Rather than using these funds, as well as investments from private entities and pension funds, to fill cracks in the old system, we should use them to create a new one that is more resilient, equitable, and sustainable in the long run. This means, for example, building “green” urban infrastructure and creating incentives for industries to improve their track record on environmental, social, and governance (ESG) metrics.
The third and final priority of a Great Reset agenda is to harness the innovations of the Fourth Industrial Revolution to support the public good, especially by addressing health and social challenges. During the COVID-19 crisis, companies, universities, and others have joined forces to develop diagnostics, therapeutics, and possible vaccines; establish testing centers; create mechanisms for tracing infections; and deliver telemedicine.

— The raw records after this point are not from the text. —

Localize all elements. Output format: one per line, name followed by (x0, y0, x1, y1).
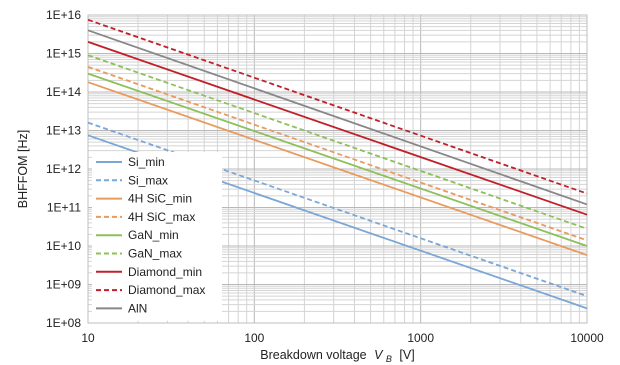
plot-frame (87, 14, 588, 324)
legend-label-8: AlN (128, 301, 147, 315)
x-tick-label: 1000 (407, 331, 434, 345)
x-tick-label: 100 (244, 331, 264, 345)
y-tick-label: 1E+15 (46, 47, 81, 61)
y-tick-labels: 1E+08 1E+09 1E+10 1E+11 1E+12 1E+13 1E+14 1E+15… (46, 8, 81, 330)
series-line-2 (87, 81, 588, 256)
y-tick-label: 1E+13 (46, 124, 81, 138)
x-axis-title: Breakdown voltage V B [V] (260, 348, 414, 365)
y-tick-label: 1E+08 (46, 316, 81, 330)
legend-label-2: 4H SiC_min (128, 192, 192, 206)
legend-label-3: 4H SiC_max (128, 210, 195, 224)
series-line-4 (87, 72, 588, 247)
legend: Si_min Si_max 4H SiC_min 4H SiC_max GaN_min G… (92, 152, 222, 321)
series-line-8 (87, 29, 588, 206)
x-axis-symbol: V (374, 348, 384, 362)
legend-label-0: Si_min (128, 155, 165, 169)
legend-label-7: Diamond_max (128, 283, 205, 297)
y-tick-label: 1E+11 (47, 201, 81, 215)
x-tick-labels: 10 100 1000 10000 (81, 331, 604, 345)
x-axis-subscript: B (386, 354, 392, 364)
x-axis-unit: [V] (399, 348, 414, 362)
legend-label-4: GaN_min (128, 228, 179, 242)
series-line-1 (87, 121, 588, 297)
y-tick-label: 1E+16 (46, 8, 81, 22)
x-tick-label: 10 (81, 331, 95, 345)
series-line-5 (87, 54, 588, 230)
legend-label-5: GaN_max (128, 247, 182, 261)
y-tick-label: 1E+09 (46, 278, 81, 292)
series-line-7 (87, 18, 588, 195)
legend-label-1: Si_max (128, 173, 168, 187)
series-line-3 (87, 65, 588, 242)
y-tick-label: 1E+10 (46, 239, 81, 253)
x-tick-label: 10000 (570, 331, 604, 345)
y-tick-label: 1E+14 (46, 85, 81, 99)
x-axis-title-text: Breakdown voltage (260, 348, 366, 362)
y-tick-label: 1E+12 (46, 162, 81, 176)
series-line-6 (87, 41, 588, 216)
legend-label-6: Diamond_min (128, 265, 202, 279)
y-axis-title: BHFFOM [Hz] (16, 130, 30, 208)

Imagine what could be possible if similar concerted efforts were made in every sector.
If anything, the opposite of this is happening.
The first world is steering more and more into an unfairer outcome, fossil-fuels are a key component of the current crisis and they aren't being withdrawn anytime soon (not even now, with soaring prices, the prospect of a collapse of the manufacturing sector and a winter without heating ahead). I see no improvement whatsoever on trade, intellectual property and competition either. The stimuli/"investments" have been (as expected, and contrarily to the agenda above) the umpteenth hand-out for the wealthy pretty much everywhere, the only effect they had on the low and middle classes are soaring inflation (who would've ever imagined that printing money like crazy and handing it out to the rich would've caused this? Aside from literally anyone who ever opened a manual of economy and read the first two or three pages). The current system is exactly (if not more) as broken, unsustainable, non-resilient, non-equitable; and there won't be any long-term improvements so long as the trend is this. Third and final component of the "Great Reset" is being rolled back even for the healthcare sector ever since COVID is no longer an emergency at the eyes of politicians and a tired population who's been trying and failing to put the head under the sand since 2020 than admitting there is a problem (and now can with this stage of the pandemic that is relatively tame compared to the one that preceded it); let alone propagating to other sectors.
This stuff is just a PR stunt and material for rightwinger propagandists to create some wild conspiracies upon. The world is going in the same sh*tty direction it's been going since the early 2000s, it has just accelerated.